Indigenous knowledge crucial to managing wildfire risk

New Delhi: Wildfire risks could be reduced by strengthening Indigenous knowledge in management strategies, according to new research from the University of East Anglia (UEA).

Combining traditional knowledge and techniques with modern approaches, Indigenous communities in Bolivia are finding new ways of dealing with increasingly flammable landscapes that threaten their lives and livelihoods.

 

Studying how the Monkoxɨ indigenous people use and manage fire in the dry forest, shrublands and savannah of the Bolivian lowlands, the researchers found they not only protect their territories but also ensure more political self-determination. In doing so, the Monkoxɨ are changing the terms of the conversation about the role of indigenous knowledge in wildfire management.

 

Dr Iokiñe Rodríguez, an associate professor in UEA’s School of International Development, led the research, with Mirna Inturias from Bolivia’s NUR University, Santa Cruz de la Sierra, and Elmar Masay from the Union of Indigenous Communities of Lomerío (CICOL).

 

Dr Rodríguez said: “Under this approach, rather than Indigenous knowledge being included, integrated or incorporated into Western-driven fire management policies, Indigenous knowledge and agency are at the centre of the fire management strategy, and modern technical knowledge serves as a complement to it.

 

“This is a unique case of intercultural dialogue about fire management being driven by Indigenous peoples themselves.”

 

The study, ‘Decolonizing wildfire risk management: Indigenous responses to fire criminalization policies and increasingly flammable forest landscapes in Lomerío, Bolivia’, is published today in the journal Environmental Science and Policy.

 

In 2020 the Union of Indigenous Communities of Lomerío (CICOL) initiated a series of activities to ensure local control of wildfire risk management in the territory. These included a written burning protocol, a fire monitoring programme, water basin and forest conservation policies, participatory research conducted by Indigenous researchers about the use of fire in Lomerío, and cultural revitalization strategies.

 

In many places, current fire risk management strategies reinforce a historical trend of top-down and externally led interventions, taking away control of the management of their territories from Indigenous peoples and silencing their own ways of dealing with the hazards brought about by climate change.

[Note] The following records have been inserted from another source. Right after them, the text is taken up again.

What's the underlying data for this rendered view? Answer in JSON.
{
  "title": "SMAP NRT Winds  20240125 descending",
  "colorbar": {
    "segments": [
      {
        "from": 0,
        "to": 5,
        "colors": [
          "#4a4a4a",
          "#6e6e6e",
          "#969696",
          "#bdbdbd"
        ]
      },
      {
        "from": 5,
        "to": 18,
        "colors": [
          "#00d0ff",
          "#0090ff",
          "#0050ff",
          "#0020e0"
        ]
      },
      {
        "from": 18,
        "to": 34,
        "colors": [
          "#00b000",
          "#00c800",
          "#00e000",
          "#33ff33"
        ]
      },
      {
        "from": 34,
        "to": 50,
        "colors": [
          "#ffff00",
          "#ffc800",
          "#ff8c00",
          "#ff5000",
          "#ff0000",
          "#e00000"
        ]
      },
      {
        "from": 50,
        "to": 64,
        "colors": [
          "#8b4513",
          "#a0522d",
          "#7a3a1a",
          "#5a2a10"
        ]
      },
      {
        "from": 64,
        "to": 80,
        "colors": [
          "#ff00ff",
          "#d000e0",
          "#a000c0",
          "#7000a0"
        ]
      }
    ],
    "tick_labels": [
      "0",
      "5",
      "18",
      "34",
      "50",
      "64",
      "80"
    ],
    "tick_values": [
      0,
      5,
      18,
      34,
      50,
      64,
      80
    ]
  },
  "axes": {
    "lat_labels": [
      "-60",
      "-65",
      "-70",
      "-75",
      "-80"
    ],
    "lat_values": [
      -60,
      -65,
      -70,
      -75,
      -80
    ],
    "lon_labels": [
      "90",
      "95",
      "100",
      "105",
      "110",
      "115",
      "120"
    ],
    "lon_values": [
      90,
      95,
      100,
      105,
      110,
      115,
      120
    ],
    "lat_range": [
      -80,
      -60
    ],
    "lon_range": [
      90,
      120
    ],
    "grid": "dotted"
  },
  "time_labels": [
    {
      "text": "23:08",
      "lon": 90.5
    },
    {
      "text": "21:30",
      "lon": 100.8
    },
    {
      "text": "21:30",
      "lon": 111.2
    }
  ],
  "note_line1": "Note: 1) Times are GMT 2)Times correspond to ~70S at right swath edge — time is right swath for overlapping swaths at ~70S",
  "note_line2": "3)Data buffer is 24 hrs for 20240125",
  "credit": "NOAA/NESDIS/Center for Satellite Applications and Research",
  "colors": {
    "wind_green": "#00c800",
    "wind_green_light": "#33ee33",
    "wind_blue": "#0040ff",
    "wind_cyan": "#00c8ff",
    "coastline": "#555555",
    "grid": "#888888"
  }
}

The use of fire by Indigenous communities is often criminalized by national authorities, who lack sufficient knowledge about local responses to wildfire risk management. This way of framing the response to climate security not only blames those that are often least responsible for the current increase in wildfires, but also fails to incorporate them as stakeholders in potential solutions.

 

Fire is central in practically all activities of the family economy and the daily life of the Monkoxɨ, 7,000 people whose lives rely on the forest and forest products. Fire is their main tool in agriculture, but they also rely on hunting, fishing and the collection of wild plants and honey – which are also affected by fire cycles.

 

Similar to many other forest-dependent Indigenous people in the Americas, the Monkoxɨ clear and cultivate an area of one to two hectares of forest, moving every two years to new areas to allow the soil to recover and to preserve natural resources and biodiversity. To clear forest vegetation before planting, the Monkoxɨ use fire – an ancestral method passed down through the generations that helps to fertilize and aerate the soil.

 

Under the CICOL approach, Indigenous knowledge and agency are at the centre of the fire management strategy, and Western technical knowledge serves as a complement to it. This is a unique case of intercultural dialogue about fire management being driven by Indigenous peoples themselves.

 

The research also shows that due to the multiple causes of wildfires, there are no simple solutions to the ‘fire problem’. On the contrary, solutions need to be diverse.

 

Dr Rodríguez said: “This is why the Monkoxɨ are simultaneously developing strategies aimed at regulating, controlling, preventing and monitoring fire use, while simultaneously protecting communal sources of life like forests and water springs and helping to reconnect the youth to their territory through cultural and knowledge revitalization.”

 

Monkoxɨ have shown that wildfire management goes beyond the management of fire itself and must include also efforts to protect communal goods, as well as to reconnect the youth to their territories.

 

The research also looked at ways of passing down ancestral knowledge to Monkoxɨ youth, who increasingly spend prolonged periods in urban areas working or studying.

Dr Rodríguez said: “Ensuring younger generations stay connected to their territory and their knowledge system, and are capable of managing their lands according to Monkoxɨ principles, are key to the successful self-governance of Lomerío.”

 

The study, ‘Decolonizing wildfire risk management: Indigenous responses to fire criminalization policies and increasingly flammable forest landscapes in Lomerío, Bolivia’, is published on 21 June 2023 in the journal Environmental Science and Policy.